From this experience,  I wonder if glycerin in soap making is always have to use the vegetable one instead of the 'just'  glycerin.


----------



## Susie (Jul 26, 2015)

I don't think the glycerin had much to do with it.  Could you post your entire recipe in weights? (including the KOH, water, and all additives)  That would help us troubleshoot it.


----------



## rosche (Jul 26, 2015)

My recipe (100gr oil):

castor 12gr
coconut 25gr
olive  28 gr
palm 35

KOH 23 gr
water 23gr
glicerine 46gr

I used the 'more glycerine' method by DeeAnna. 
When I use the vegetable glycerin, it turn out well. And when I try with the 'just' glicerine, it's a mess. 

Both still can be diluted but the 'just' glycerin will no be able to be soap2go...


----------



## Seawolfe (Jul 26, 2015)

Im curious - where did you get this glycerin? Does it say 100% glycerin on the ingredients?

I only ask because it makes me crazy that some "make your own soap without lye" sites on the web use "glycerin" in their ingredients, but they actually mean "glycerin based melt and pour soap", which makes me absolutely insane! I know that would be a solid and you have a liquid, but Im wondering what else might be out there. I guess there are glycerin liquid soap bases out there.


----------



## Susie (Jul 26, 2015)

Palm oil will make a difference in the appearance of paste and liquid soap.  Have you used this exact recipe before?

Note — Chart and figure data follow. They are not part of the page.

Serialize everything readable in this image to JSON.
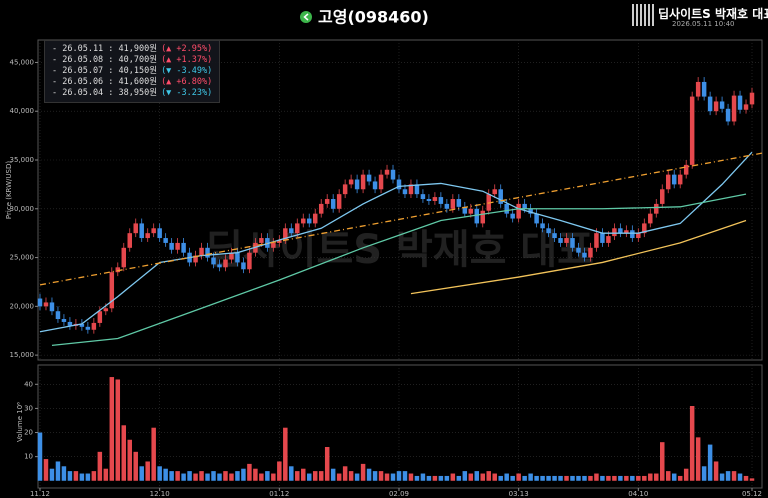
{
  "chart_data": {
    "type": "candlestick",
    "title": "고영(098460)",
    "watermark": "딥사이트S 박재호 대표",
    "brand": {
      "name": "딥사이트S 박재호 대표",
      "timestamp": "2026.05.11 10:40"
    },
    "ylabel": "Price (KRW/USD)",
    "volume_label": "Volume 10⁶",
    "legend": [
      {
        "text": "- 26.05.11 : 41,900원",
        "change": "(▲ +2.95%)",
        "color": "#ff4d6a"
      },
      {
        "text": "- 26.05.08 : 40,700원",
        "change": "(▲ +1.37%)",
        "color": "#ff4d6a"
      },
      {
        "text": "- 26.05.07 : 40,150원",
        "change": "(▼ -3.49%)",
        "color": "#3fc8e8"
      },
      {
        "text": "- 26.05.06 : 41,600원",
        "change": "(▲ +6.80%)",
        "color": "#ff4d6a"
      },
      {
        "text": "- 26.05.04 : 38,950원",
        "change": "(▼ -3.23%)",
        "color": "#3fc8e8"
      }
    ],
    "up_color": "#e5484d",
    "down_color": "#3d8fe6",
    "xlim": [
      0,
      119
    ],
    "xticks": [
      {
        "value": 0,
        "label": "11.12"
      },
      {
        "value": 20,
        "label": "12.10"
      },
      {
        "value": 40,
        "label": "01.12"
      },
      {
        "value": 60,
        "label": "02.09"
      },
      {
        "value": 80,
        "label": "03.13"
      },
      {
        "value": 100,
        "label": "04.10"
      },
      {
        "value": 119,
        "label": "05.12"
      }
    ],
    "ylim": [
      14500,
      47300
    ],
    "yticks": [
      {
        "value": 15000,
        "label": "15,000"
      },
      {
        "value": 20000,
        "label": "20,000"
      },
      {
        "value": 25000,
        "label": "25,000"
      },
      {
        "value": 30000,
        "label": "30,000"
      },
      {
        "value": 35000,
        "label": "35,000"
      },
      {
        "value": 40000,
        "label": "40,000"
      },
      {
        "value": 45000,
        "label": "45,000"
      }
    ],
    "volume_ylim": [
      -3,
      48
    ],
    "volume_yticks": [
      10,
      20,
      30,
      40
    ],
    "grid": true,
    "open": [
      20800,
      20000,
      20400,
      19500,
      18700,
      18400,
      18000,
      18200,
      17900,
      17600,
      18300,
      19500,
      19800,
      23500,
      24000,
      26000,
      27500,
      28500,
      27000,
      27500,
      28000,
      27000,
      26500,
      25800,
      26500,
      25500,
      24500,
      25200,
      26000,
      25000,
      24300,
      24000,
      24800,
      25500,
      24500,
      23800,
      25500,
      26500,
      27000,
      26000,
      26500,
      26800,
      28000,
      27500,
      28500,
      29000,
      28500,
      29500,
      30500,
      31000,
      30000,
      31500,
      32500,
      33000,
      32000,
      33500,
      32800,
      32000,
      33500,
      34000,
      33000,
      32000,
      31500,
      32500,
      31500,
      31000,
      30800,
      31200,
      30500,
      30000,
      31000,
      30200,
      29500,
      30000,
      28500,
      29800,
      31500,
      32000,
      30500,
      29500,
      29000,
      30500,
      30000,
      29500,
      28500,
      28000,
      27500,
      27000,
      26500,
      27000,
      26000,
      25500,
      25000,
      26000,
      27500,
      26500,
      27200,
      28000,
      27500,
      27800,
      27000,
      27500,
      28500,
      29500,
      30500,
      32000,
      33500,
      32500,
      33500,
      34500,
      41500,
      43000,
      41500,
      40000,
      41000,
      40250,
      38950,
      41600,
      40150,
      40700
    ],
    "high": [
      21300,
      20900,
      20900,
      20000,
      19200,
      18900,
      18700,
      18700,
      18400,
      18800,
      20000,
      20300,
      24000,
      24500,
      26500,
      28000,
      29000,
      29000,
      28000,
      28500,
      28500,
      27500,
      27000,
      27000,
      27000,
      26000,
      25700,
      26500,
      26500,
      25500,
      24800,
      25300,
      26000,
      26000,
      25000,
      26000,
      27000,
      27500,
      27500,
      27000,
      27300,
      28500,
      28500,
      29000,
      29500,
      29500,
      30000,
      31000,
      31500,
      31500,
      32000,
      33000,
      33500,
      33500,
      34000,
      34000,
      33300,
      34000,
      34500,
      34500,
      33500,
      32500,
      33000,
      33000,
      32000,
      31500,
      31700,
      31700,
      31000,
      31500,
      31500,
      30700,
      30500,
      30500,
      30300,
      32000,
      32500,
      32500,
      31000,
      30000,
      31000,
      31000,
      30500,
      30000,
      29000,
      28500,
      28000,
      27500,
      27500,
      27500,
      26500,
      26000,
      26500,
      28000,
      28000,
      27700,
      28500,
      28500,
      28300,
      28300,
      28000,
      29000,
      30000,
      31000,
      32500,
      34000,
      34000,
      34000,
      35000,
      42000,
      43500,
      43500,
      42000,
      41500,
      41500,
      40750,
      42100,
      42100,
      41200,
      42400
    ],
    "low": [
      19600,
      19600,
      19100,
      18300,
      18000,
      17600,
      17600,
      17500,
      17200,
      17200,
      17900,
      19100,
      19400,
      23100,
      23600,
      25600,
      27100,
      26600,
      26600,
      27100,
      26600,
      26100,
      25400,
      25400,
      25100,
      24100,
      24100,
      24800,
      24600,
      23900,
      23600,
      23600,
      24400,
      24100,
      23400,
      23400,
      25100,
      26100,
      25600,
      25600,
      26100,
      26400,
      27100,
      27100,
      28100,
      28100,
      28100,
      29100,
      30100,
      29600,
      29600,
      31100,
      32100,
      31600,
      31600,
      32400,
      31600,
      31600,
      33100,
      32600,
      31600,
      31100,
      31100,
      31100,
      30600,
      30400,
      30400,
      30100,
      29600,
      29600,
      29800,
      29100,
      29100,
      28100,
      28100,
      29400,
      31100,
      30100,
      29100,
      28600,
      28600,
      29600,
      29100,
      28100,
      27600,
      27100,
      26600,
      26100,
      26100,
      25600,
      25100,
      24600,
      24600,
      25600,
      26100,
      26100,
      26800,
      27100,
      27100,
      26600,
      26600,
      27100,
      28100,
      29100,
      30100,
      31600,
      32100,
      32100,
      33100,
      34100,
      41100,
      41100,
      39600,
      39600,
      39850,
      38550,
      38550,
      39750,
      39750,
      40300
    ],
    "close": [
      20000,
      20400,
      19500,
      18700,
      18400,
      18000,
      18200,
      17900,
      17600,
      18300,
      19500,
      19800,
      23500,
      24000,
      26000,
      27500,
      28500,
      27000,
      27500,
      28000,
      27000,
      26500,
      25800,
      26500,
      25500,
      24500,
      25200,
      26000,
      25000,
      24300,
      24000,
      24800,
      25500,
      24500,
      23800,
      25500,
      26500,
      27000,
      26000,
      26500,
      26800,
      28000,
      27500,
      28500,
      29000,
      28500,
      29500,
      30500,
      31000,
      30000,
      31500,
      32500,
      33000,
      32000,
      33500,
      32800,
      32000,
      33500,
      34000,
      33000,
      32000,
      31500,
      32500,
      31500,
      31000,
      30800,
      31200,
      30500,
      30000,
      31000,
      30200,
      29500,
      30000,
      28500,
      29800,
      31500,
      32000,
      30500,
      29500,
      29000,
      30500,
      30000,
      29500,
      28500,
      28000,
      27500,
      27000,
      26500,
      27000,
      26000,
      25500,
      25000,
      26000,
      27500,
      26500,
      27200,
      28000,
      27500,
      27800,
      27000,
      27500,
      28500,
      29500,
      30500,
      32000,
      33500,
      32500,
      33500,
      34500,
      41500,
      43000,
      41500,
      40000,
      41000,
      40250,
      38950,
      41600,
      40150,
      40700,
      41900
    ],
    "volume": [
      20,
      9,
      5,
      8,
      6,
      4,
      4,
      3,
      3,
      4,
      12,
      5,
      43,
      42,
      23,
      17,
      12,
      6,
      8,
      22,
      6,
      5,
      4,
      4,
      3,
      4,
      3,
      4,
      3,
      4,
      3,
      4,
      3,
      4,
      5,
      7,
      5,
      3,
      4,
      3,
      8,
      22,
      6,
      4,
      5,
      3,
      4,
      4,
      14,
      5,
      3,
      6,
      4,
      3,
      7,
      5,
      4,
      4,
      3,
      3,
      4,
      4,
      3,
      2,
      3,
      2,
      2,
      2,
      2,
      3,
      2,
      4,
      3,
      4,
      3,
      4,
      3,
      2,
      3,
      2,
      3,
      2,
      3,
      2,
      2,
      2,
      2,
      2,
      2,
      2,
      2,
      2,
      2,
      3,
      2,
      2,
      2,
      2,
      2,
      2,
      2,
      2,
      3,
      3,
      16,
      4,
      3,
      2,
      5,
      31,
      18,
      6,
      15,
      8,
      3,
      4,
      4,
      3,
      2,
      1
    ],
    "moving_averages": [
      {
        "color": "#7ec8f0",
        "x": [
          0,
          7,
          13,
          20,
          27,
          33,
          40,
          47,
          54,
          60,
          67,
          74,
          80,
          87,
          94,
          100,
          107,
          114,
          119
        ],
        "values": [
          17400,
          18200,
          21000,
          24500,
          25200,
          25500,
          26800,
          28000,
          30500,
          32300,
          32600,
          31800,
          30000,
          28800,
          27500,
          27500,
          28500,
          32500,
          35800
        ]
      },
      {
        "color": "#5fc9a6",
        "x": [
          2,
          13,
          27,
          40,
          54,
          67,
          80,
          94,
          107,
          118
        ],
        "values": [
          16000,
          16700,
          19800,
          22700,
          26000,
          28800,
          30000,
          30000,
          30200,
          31500
        ]
      },
      {
        "color": "#f2c35a",
        "x": [
          62,
          80,
          94,
          107,
          118
        ],
        "values": [
          21300,
          23000,
          24500,
          26500,
          28800
        ]
      }
    ],
    "trendline": {
      "color": "#f0a030",
      "start": 22200,
      "end": 35700
    }
  }
}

And that is an awfully small batch size, small differences in weighing will have a really big impact.


----------



## rosche (Jul 26, 2015)

@seawolfe I got it from local chemical store. This is glycerin and not to be confuse with glycerin mp soap 

It's just there are 3 types of glycerin as far as I know. Vegetable,  animal and petrochemical

 It is in used plastic bottle.  I guess the store have glicerin in bulk (maybe in barrel) and because I only buy 1L, so they packed it in a used plastic bottle.  

As far as I know,  this is maybe glycerin derived from petrochemical. It's cheaper than vegetable glycerin.  The storekeeper say this glycerin is foodgrade. 

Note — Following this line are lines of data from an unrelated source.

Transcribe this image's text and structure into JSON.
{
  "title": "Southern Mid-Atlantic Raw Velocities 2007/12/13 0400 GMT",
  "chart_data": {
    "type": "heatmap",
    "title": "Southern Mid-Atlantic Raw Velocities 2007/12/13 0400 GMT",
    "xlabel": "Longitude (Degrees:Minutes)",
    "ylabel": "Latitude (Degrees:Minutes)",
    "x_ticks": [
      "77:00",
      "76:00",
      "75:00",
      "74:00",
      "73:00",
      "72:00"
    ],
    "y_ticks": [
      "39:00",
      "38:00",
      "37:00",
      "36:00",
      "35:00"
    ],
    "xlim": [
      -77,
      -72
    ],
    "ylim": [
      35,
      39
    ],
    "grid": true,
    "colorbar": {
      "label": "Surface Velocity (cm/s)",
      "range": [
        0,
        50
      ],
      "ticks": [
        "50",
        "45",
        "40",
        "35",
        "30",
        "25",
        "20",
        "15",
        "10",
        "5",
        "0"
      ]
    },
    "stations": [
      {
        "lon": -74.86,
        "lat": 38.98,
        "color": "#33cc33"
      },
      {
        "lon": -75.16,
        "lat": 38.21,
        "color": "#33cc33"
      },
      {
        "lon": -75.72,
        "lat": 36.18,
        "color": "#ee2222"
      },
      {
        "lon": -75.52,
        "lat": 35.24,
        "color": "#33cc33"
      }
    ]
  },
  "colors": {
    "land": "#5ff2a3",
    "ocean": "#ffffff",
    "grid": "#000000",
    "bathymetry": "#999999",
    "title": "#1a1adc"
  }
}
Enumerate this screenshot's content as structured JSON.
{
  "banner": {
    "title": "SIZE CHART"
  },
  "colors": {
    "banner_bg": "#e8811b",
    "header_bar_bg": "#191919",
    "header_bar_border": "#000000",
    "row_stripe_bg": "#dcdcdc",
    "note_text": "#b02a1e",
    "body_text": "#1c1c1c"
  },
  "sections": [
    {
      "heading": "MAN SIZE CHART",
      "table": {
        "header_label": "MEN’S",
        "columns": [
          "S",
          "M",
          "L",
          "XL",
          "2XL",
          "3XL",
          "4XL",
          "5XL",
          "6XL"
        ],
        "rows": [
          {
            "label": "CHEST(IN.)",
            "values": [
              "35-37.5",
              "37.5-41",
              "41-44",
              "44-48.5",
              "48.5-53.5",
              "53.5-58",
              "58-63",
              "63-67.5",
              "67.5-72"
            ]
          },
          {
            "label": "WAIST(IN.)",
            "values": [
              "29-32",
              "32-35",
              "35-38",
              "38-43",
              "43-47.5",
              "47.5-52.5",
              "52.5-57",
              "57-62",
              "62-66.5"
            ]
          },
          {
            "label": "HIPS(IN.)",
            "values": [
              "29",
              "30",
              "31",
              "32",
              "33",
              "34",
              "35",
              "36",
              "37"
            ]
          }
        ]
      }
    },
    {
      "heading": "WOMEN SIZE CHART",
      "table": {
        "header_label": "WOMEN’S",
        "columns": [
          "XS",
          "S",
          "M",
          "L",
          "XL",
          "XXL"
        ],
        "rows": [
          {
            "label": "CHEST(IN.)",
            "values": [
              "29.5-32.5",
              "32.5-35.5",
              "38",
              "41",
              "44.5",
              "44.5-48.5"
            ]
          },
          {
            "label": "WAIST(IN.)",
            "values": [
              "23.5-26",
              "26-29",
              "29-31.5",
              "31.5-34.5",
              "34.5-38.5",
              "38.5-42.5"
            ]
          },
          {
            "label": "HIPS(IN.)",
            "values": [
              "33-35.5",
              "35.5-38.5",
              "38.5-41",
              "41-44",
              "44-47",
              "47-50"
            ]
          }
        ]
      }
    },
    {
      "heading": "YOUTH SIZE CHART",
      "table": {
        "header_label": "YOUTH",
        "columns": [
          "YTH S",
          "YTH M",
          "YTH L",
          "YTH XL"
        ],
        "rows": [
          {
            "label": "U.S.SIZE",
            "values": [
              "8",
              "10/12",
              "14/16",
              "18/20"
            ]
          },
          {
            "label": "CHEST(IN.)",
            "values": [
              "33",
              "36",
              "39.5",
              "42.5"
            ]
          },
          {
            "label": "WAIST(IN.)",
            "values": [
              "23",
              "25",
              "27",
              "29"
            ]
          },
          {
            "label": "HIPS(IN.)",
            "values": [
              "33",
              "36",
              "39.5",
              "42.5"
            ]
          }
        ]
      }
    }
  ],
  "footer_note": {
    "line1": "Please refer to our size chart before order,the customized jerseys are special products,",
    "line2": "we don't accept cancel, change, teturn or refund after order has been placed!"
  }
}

@Susie yes.  At first I made some batches using the exact recipe but with vegetable glycerin.  It turn out well.  I even made smaller batches.  50gr and 30 gr of oil.  And it's fine so far.  But when I use the 'just' glycerin,  it's ugly.  Even when I only use 15% of total water,  still a mess.  

I don't know if this 'just' glicerin only behave badly in soap paste or it is so in cp soap.  Maybe tomorrow I'll get some NaOH and hope the glycerine will do ok so it won't be sitting in vain X)


----------